On Wed, Oct 29, 2003 at 08:26:13PM -0400, Ben Steeves wrote:
On Wed, 2003-10-29 at 17:43, Michael K. Johnson wrote:
On Wed, Oct 29, 2003 at 04:26:27PM -0400, Ben Steeves wrote:
Mind you, SMIT's implementation wasn't perfect. Since the commands were built programmatically (SMIT is essentially a front end that runs the appropriate commands (or scripts)), they were sometimes less than optimal or needlessly pedantic (putting in parameters for flags that would be assumed as defaults, that sort of thing). Still, it was very reassuring (for a seasoned sysadmin because you knew exactly what was going on, and for a newbie because you could learn).
I think that the fact that SMIT had to do this was an indication that the whole configuration process was wrongheaded from the start in AIX.
I don't disagree with you :-) Nonetheless, the ability to "pull back the curtain" is one of the things that sets Linux apart from Those Other Operating Systems.
Yeah, and the reason there was a curtain to begin with on AIX was their keeping all the configuration in a binary database and regenerating the config files blindly every time you sneezed.
With Linux, we can generally just not have that curtain to begin with, and with textual configuration files, often commented, often documented, and sometimes both, you do not have the formidable barrier to management that I recall on AIX...
I would never advocate mimicing anything about how SMIT or AIX configuration in general work, but for configuration, as any true Linux geek will tell you, nothing beats the command line. GUI tools are really convenient, but I know I always feel better when doing my thing I'm backstage :-)

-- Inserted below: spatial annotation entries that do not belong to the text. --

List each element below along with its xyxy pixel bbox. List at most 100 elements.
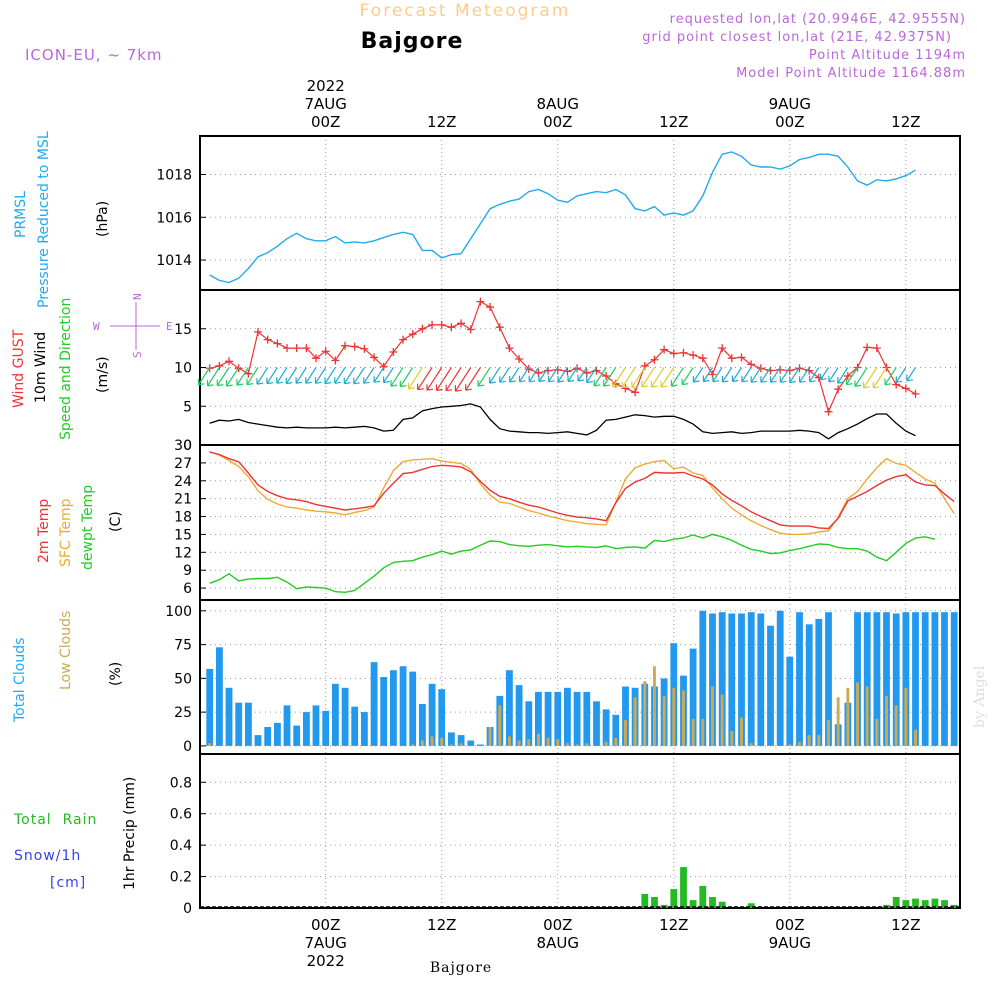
total-clouds-bar xyxy=(747,612,755,746)
total-clouds-bar xyxy=(535,691,542,746)
compass-east-label: E xyxy=(166,320,173,333)
gust-point xyxy=(225,357,234,366)
compass-north-label: N xyxy=(131,293,144,300)
gust-point xyxy=(428,320,437,329)
gust-point xyxy=(331,356,340,365)
y-tick-label: 0 xyxy=(183,901,192,917)
rain-bar xyxy=(709,897,716,908)
low-clouds-bar xyxy=(827,720,830,746)
y-tick-label: 50 xyxy=(174,671,192,687)
y-tick-label: 100 xyxy=(165,604,192,620)
y-tick-label: 0.4 xyxy=(170,838,192,854)
snow-legend: Snow/1h xyxy=(14,848,81,864)
total-clouds-bar xyxy=(409,671,417,746)
low-clouds-bar xyxy=(449,744,453,746)
low-clouds-bar xyxy=(643,681,647,746)
low-clouds-bar xyxy=(836,697,840,746)
gust-point xyxy=(292,344,301,353)
total-clouds-bar xyxy=(767,625,774,746)
total-clouds-bar xyxy=(312,705,320,746)
top-axis-label: 2022 xyxy=(307,77,345,95)
y-tick-label: 0.2 xyxy=(170,870,192,886)
wind-direction-arrow xyxy=(593,367,607,387)
wind-direction-arrow xyxy=(750,367,762,383)
total-rain-legend: Total Rain xyxy=(13,812,97,828)
low-clouds-bar xyxy=(517,740,521,746)
total-clouds-bar xyxy=(254,735,262,746)
gust-point xyxy=(447,323,456,332)
top-axis-label: 00Z xyxy=(543,113,572,131)
grid-point-coordinates: grid point closest lon,lat (21E, 42.9375… xyxy=(642,30,952,45)
y-tick-label: 24 xyxy=(174,474,192,490)
gust-point xyxy=(669,349,678,358)
wind-direction-arrow xyxy=(399,367,414,388)
total-clouds-bar xyxy=(593,701,600,746)
y-tick-label: 0 xyxy=(183,739,192,755)
y-tick-label: 15 xyxy=(174,527,192,543)
total-clouds-bar xyxy=(506,670,513,746)
total-clouds-bar xyxy=(950,612,958,746)
pressure-line xyxy=(209,151,916,284)
total-clouds-bar xyxy=(438,689,446,746)
total-clouds-bar xyxy=(728,613,736,746)
total-clouds-bar xyxy=(264,727,272,746)
precip-panel: 0 0.2 0.4 0.6 0.8 xyxy=(170,753,961,917)
total-clouds-bar xyxy=(786,656,794,746)
snow-unit-legend: [cm] xyxy=(50,875,86,891)
wind-direction-arrow xyxy=(538,367,549,383)
total-clouds-bar xyxy=(332,683,339,746)
bottom-axis-label: 00Z xyxy=(775,916,804,934)
wind-direction-arrow xyxy=(631,367,646,388)
total-clouds-bar xyxy=(825,612,832,746)
wind-direction-arrow xyxy=(314,367,327,384)
wind-axis-labels: Wind GUST 10m Wind Speed and Direction (… xyxy=(11,293,173,440)
gust-point xyxy=(476,297,485,306)
gust-point xyxy=(341,341,350,350)
low-clouds-bar xyxy=(894,705,898,746)
total-clouds-bar xyxy=(583,691,591,746)
total-clouds-bar xyxy=(390,670,397,746)
gust-point xyxy=(466,325,475,334)
temp2m-label: 2m Temp xyxy=(36,499,52,563)
wind-direction-arrow xyxy=(702,367,713,383)
wind-direction-arrow xyxy=(641,367,655,388)
bottom-axis-label: 12Z xyxy=(659,916,688,934)
rain-bar xyxy=(718,901,726,908)
gust-point xyxy=(360,344,369,353)
wind-direction-arrow xyxy=(509,367,520,383)
top-axis-label: 12Z xyxy=(427,113,456,131)
gust-point xyxy=(495,323,504,332)
top-axis-label: 00Z xyxy=(775,113,804,131)
low-clouds-bar xyxy=(856,682,859,746)
total-clouds-bar xyxy=(757,613,765,746)
wind-direction-arrow xyxy=(863,367,878,389)
rain-bar xyxy=(670,889,678,908)
gust-point xyxy=(515,354,524,363)
y-tick-label: 27 xyxy=(174,456,192,472)
bottom-axis-label: 12Z xyxy=(427,916,456,934)
gust-label: Wind GUST xyxy=(11,329,27,408)
watermark: by Angel xyxy=(972,665,988,728)
rain-bar xyxy=(931,898,939,908)
gust-point xyxy=(370,353,379,362)
gust-point xyxy=(727,354,736,363)
y-tick-label: 0 xyxy=(183,438,192,454)
wind-direction-arrow xyxy=(586,367,597,384)
gust-point xyxy=(863,343,872,352)
rain-bar xyxy=(680,867,687,908)
y-tick-label: 1014 xyxy=(156,253,192,269)
wind-direction-arrow xyxy=(528,367,539,383)
panel-frame xyxy=(199,753,961,909)
low-clouds-bar xyxy=(537,733,540,746)
total-clouds-bar xyxy=(796,612,803,746)
rain-bar xyxy=(641,893,649,908)
gust-point xyxy=(602,372,611,381)
low-clouds-bar xyxy=(614,737,618,746)
gust-point xyxy=(660,345,669,354)
gust-point xyxy=(215,361,224,370)
total-clouds-bar xyxy=(902,612,910,746)
rain-bar xyxy=(651,897,658,908)
gust-point xyxy=(776,365,785,374)
wind-direction-arrow xyxy=(731,367,742,383)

Yeah, but a lot of what config tools do is modify config files rather than run SMIT-like touch-my-database-and-blindly-regenerate-my-config-files commands so it's apples and oranges.
(Yes, I was an AIX admin at one time, I'm not just spouting off.)
I feel your pain :-) Thankfully Linux saved us both :)
Heh. Well, I learned Linux before AIX (back in the days when we didn't have init, getty, or login...) but worked with all sorts of commercial Unix to pay the bills before Linux had significant commercial success.